Don't know barley from bulgur? Here's a guide to versatile grains.
By Deborah Madison

Most of us know that grains are good for us but have difficulty naming more than two or three. And if the most common side dishes you serve with chicken are pasta and potatoes, maybe a lesson in grains is in order. Here, we offer some simple recipes and tips on where to find and how to cook grains, and explore a few of the most versatile -- from the everyday (wheat) to the exotic (quinoa).

Buying and Storing Grains

In the past, you would have had to go to a health or natural foods store to buy these grains, but now you can find many of them at the supermarket. Arrowhead Mills and Bob's Red Mill are two commonly available brands. Grains -- especially whole ones -- have oils that eventually turn rancid. Shop at stores where the turnover seems high, and buy only what you plan to use within a few months. If you have space, it's best to refrigerate grains, but you still can't keep them forever. You can tell if they've lost their freshness by their smell -- old grains, including flours, will have a stale odor.

Processing Grains

When we refer to grains, we mean grains in their most natural form -- chewy, hearty, and high in fiber and nutrients. To put this into perspective, it helps to know how grains are processed.
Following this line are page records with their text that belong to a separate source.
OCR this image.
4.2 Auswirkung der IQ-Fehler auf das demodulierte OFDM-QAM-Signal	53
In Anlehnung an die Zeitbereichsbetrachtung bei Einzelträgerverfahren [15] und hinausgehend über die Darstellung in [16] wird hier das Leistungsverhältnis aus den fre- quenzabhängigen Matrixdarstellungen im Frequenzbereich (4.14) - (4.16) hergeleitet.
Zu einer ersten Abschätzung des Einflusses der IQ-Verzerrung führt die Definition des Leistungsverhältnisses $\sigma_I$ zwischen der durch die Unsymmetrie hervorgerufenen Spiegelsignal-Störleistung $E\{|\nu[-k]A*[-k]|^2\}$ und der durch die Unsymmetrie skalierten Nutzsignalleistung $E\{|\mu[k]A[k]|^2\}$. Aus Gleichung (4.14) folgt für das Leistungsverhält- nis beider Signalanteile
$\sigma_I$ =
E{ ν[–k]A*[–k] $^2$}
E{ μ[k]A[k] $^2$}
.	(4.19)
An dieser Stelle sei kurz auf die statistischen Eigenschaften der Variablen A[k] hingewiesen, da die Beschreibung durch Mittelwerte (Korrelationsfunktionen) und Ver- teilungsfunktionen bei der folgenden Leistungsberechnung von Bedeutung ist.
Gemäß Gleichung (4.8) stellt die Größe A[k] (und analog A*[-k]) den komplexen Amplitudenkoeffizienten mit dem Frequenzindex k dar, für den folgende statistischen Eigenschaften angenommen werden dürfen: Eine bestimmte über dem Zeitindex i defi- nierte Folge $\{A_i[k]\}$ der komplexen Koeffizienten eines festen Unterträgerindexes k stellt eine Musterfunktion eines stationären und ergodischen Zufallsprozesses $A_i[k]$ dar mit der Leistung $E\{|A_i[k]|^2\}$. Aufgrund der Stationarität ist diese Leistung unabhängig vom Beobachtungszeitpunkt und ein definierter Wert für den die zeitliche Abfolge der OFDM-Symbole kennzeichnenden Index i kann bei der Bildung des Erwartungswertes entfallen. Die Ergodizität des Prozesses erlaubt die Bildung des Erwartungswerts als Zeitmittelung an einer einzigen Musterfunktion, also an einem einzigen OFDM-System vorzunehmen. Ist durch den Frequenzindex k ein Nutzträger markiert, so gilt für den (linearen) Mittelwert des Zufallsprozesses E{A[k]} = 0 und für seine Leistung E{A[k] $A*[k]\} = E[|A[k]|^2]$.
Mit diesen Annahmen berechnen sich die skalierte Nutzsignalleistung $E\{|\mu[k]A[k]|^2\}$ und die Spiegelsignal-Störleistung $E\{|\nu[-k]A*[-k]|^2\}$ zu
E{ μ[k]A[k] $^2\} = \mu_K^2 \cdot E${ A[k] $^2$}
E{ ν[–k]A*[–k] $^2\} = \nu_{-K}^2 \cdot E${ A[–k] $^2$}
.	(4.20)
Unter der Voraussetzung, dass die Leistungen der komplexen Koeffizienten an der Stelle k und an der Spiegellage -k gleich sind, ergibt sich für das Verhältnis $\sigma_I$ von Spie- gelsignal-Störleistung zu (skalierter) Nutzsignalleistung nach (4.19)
Whole grains and groats are interchangeable terms for unrefined grains. Because the bran, endosperm, and germ are intact, they are higher in fiber and minerals than other forms. As you might expect, whole grains take longer to cook than refined forms. Examples of whole grains include wheat berries, whole grain rye, and buckwheat groats.

Polished grains include pearled barley and brown rice. These grains have been refined to remove the tough exterior husk and most (or all) of the bran. This makes them less chewy and quicker to cook than whole grains.

Cracked grains, such as bulgur and steel-cut oats, result when grains are ground into smaller pieces. Some cracked grains are derived from whole grains, others from refined grains.

Flakes are sliced whole grains or cracked grains that have been steamed and rolled. Rolled oats are probably the most familiar, but you'll also find rolled barley, wheat, and rye.

Flour is grain that has been milled to a powder. Whole wheat flour is the product of processing whole wheat berries.